Slavs and Tatars_Photo Ⓒ Lionnel Belluteau

Slavs and Tatars is an internationally renowned art collective devoted to an area East of the former Berlin Wall and West of the Great Wall of China known as Eurasia. Since its inception in 2006, the collective has shown a keen grasp of polemical issues in society, clearing new paths for contemporary discourse via a wholly idiosyncratic form of knowledge production: including popular culture, spiritual and esoteric traditions, oral histories, modern myths, as well as scholarly research. Their work has been the subject of solo exhibitions at institution across the globe, including the Vienna Secession; MoMA, New York; Salt, Istanbul; Albertinum Dresden; Centre Pompidou Metz amongst others.  

The collective’s practice is based on three activities: exhibitions, publications, and lecture-performances. The collective has published more than twelve books to date, including most recently Лук Бук (Look Book) with Distanz Verlag. In 2020, Slavs and Tatars opened Pickle Bar, a slavic aperitivo bar-cum-project space a few doors down from their studio in the Moabit district of Berlin.

Pickle Bar has explored topics such as the legacy of Socialist children’s books, queer slangs and dialects, and crafts as decolonial practices with artists, performers, scholars and poets. For the first time in France, Pickle Bar was invited recently by Radicants to offers a slavic version of the aperitivo bar: inviting Parisians to participate in a curated program of performances with artists from Eastern Europe and the Caucasus while enjoying a fermented beverage or bite.
For several years, Slavs and Tatars have been interested in fermentation both literally and conceptually: as a means of political agency, using notions such as the spoiled and the soured. After all, fermentation preserves through its opposite – rotting – allowing us to move beyond the binary thinking of the Enlightenment whether it’s ‘East vs West’, ‘local vs global’, or ‘tradition vs modernity’.

They have developed their curatorial practice, including elements of mentoring, of support and of collaboration with other artists, through invitations from international cultural institutions, and to the most prescriptive of artistic event. 

 

Slavs and Tatars_Photo Ⓒ Lionnel Belluteau

The exhibition proposed by Slavs and Tatars will bring together 14 artists from Central Asia working on textiles as a means of better understanding questions of crafts, identity and information. A reading room and a Chaikhaneh (tea salon) will act as further activation spaces for gathering, whether discursive or gustatory. 
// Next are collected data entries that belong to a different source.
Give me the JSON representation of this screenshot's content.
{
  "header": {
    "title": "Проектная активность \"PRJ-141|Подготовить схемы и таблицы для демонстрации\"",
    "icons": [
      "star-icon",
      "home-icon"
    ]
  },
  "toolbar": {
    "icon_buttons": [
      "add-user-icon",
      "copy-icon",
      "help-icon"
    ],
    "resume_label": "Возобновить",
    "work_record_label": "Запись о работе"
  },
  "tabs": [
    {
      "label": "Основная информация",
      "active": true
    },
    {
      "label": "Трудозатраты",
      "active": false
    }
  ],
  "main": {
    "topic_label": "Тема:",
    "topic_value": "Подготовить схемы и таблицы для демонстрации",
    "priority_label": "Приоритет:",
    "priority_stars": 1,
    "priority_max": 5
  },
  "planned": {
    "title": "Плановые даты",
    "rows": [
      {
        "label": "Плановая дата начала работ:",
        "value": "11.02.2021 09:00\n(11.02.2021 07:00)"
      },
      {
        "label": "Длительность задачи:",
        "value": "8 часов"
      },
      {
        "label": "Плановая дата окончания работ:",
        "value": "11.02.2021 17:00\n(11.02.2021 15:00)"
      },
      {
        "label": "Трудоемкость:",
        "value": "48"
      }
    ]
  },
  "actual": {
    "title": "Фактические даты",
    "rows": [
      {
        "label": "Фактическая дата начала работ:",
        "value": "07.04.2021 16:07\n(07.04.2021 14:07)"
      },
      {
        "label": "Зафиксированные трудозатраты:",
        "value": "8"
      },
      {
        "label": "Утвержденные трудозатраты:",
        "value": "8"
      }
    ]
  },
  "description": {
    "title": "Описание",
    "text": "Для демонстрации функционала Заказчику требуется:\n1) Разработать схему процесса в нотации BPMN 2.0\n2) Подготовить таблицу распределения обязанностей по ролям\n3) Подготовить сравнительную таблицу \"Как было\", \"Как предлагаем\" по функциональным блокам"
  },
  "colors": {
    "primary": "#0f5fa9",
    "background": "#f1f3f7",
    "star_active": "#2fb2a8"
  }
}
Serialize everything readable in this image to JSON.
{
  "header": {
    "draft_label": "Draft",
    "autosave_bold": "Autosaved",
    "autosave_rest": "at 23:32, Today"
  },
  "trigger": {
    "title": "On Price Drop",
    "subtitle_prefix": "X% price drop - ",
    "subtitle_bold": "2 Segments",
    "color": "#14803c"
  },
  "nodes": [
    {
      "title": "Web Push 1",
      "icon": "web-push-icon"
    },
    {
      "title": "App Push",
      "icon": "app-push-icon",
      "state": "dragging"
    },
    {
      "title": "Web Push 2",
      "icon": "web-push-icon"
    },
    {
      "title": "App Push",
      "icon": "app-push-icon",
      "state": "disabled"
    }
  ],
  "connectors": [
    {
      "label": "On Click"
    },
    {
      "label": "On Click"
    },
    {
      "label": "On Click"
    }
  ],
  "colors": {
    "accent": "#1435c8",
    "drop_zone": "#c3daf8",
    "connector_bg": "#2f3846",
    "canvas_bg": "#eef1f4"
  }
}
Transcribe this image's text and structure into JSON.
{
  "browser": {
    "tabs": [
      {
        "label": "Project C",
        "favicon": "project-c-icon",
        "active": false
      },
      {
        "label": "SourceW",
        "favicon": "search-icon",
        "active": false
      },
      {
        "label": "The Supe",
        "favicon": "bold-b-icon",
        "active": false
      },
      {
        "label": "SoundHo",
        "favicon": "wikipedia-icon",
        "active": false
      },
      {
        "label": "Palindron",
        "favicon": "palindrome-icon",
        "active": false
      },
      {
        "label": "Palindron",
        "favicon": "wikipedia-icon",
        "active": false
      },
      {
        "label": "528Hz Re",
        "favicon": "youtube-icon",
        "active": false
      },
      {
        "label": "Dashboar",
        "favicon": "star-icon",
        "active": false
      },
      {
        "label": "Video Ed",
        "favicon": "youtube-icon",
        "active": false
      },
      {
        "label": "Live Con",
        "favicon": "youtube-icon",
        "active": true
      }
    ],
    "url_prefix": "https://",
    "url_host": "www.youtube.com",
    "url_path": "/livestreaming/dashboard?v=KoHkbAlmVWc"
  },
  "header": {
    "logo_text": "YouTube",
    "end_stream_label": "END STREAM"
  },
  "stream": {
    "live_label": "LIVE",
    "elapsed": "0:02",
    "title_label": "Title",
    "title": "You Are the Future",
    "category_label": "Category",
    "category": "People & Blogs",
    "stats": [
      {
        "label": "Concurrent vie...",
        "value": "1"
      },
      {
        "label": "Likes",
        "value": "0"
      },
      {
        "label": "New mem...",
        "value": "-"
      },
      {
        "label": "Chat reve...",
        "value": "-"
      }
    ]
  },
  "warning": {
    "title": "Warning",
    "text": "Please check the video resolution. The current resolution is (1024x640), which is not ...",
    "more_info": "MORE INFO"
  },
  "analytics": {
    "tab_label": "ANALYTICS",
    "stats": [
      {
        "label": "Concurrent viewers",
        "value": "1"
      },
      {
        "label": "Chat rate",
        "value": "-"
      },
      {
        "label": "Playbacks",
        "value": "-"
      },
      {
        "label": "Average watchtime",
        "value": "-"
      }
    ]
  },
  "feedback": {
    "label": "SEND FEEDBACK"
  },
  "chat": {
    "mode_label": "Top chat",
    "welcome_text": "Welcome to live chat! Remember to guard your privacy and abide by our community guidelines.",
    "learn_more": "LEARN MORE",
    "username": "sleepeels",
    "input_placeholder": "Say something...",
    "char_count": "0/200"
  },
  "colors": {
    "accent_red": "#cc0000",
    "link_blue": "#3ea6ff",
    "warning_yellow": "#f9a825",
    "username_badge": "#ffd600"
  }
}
It embodies and resonates with the issues highlighted by this edition. This includes an attention to emerging art scenes, a reevaluation of the relationship between craft and art, and the collective dimension of the artistic practice and experience.

By their very nature, textiles contain multitudes. This is true both in their production through the web and warp of several threads–as well as in their genealogy–through the transfer of collective knowledge and skills. The ikat of Central Asia adds a further element–via multiple rounds of dyeing–to this understanding of quantities, of abundance, of excess. What often results is a shimmer effect–as the threads are dyed prior to weaving and perfectly aligning them becomes a near impossible feat–in essence, a blur, but one which is sought after, coveted and prized.

The weaving of ikats is called abr-bandi, an Persianate term originally, meaning “to tie clouds.” Seen from the perch of the early 21st century, in the thick of the information age, the cloud-tying of ikats suggests another horizon: one of data and digitalization as much as one of dyes and fabric.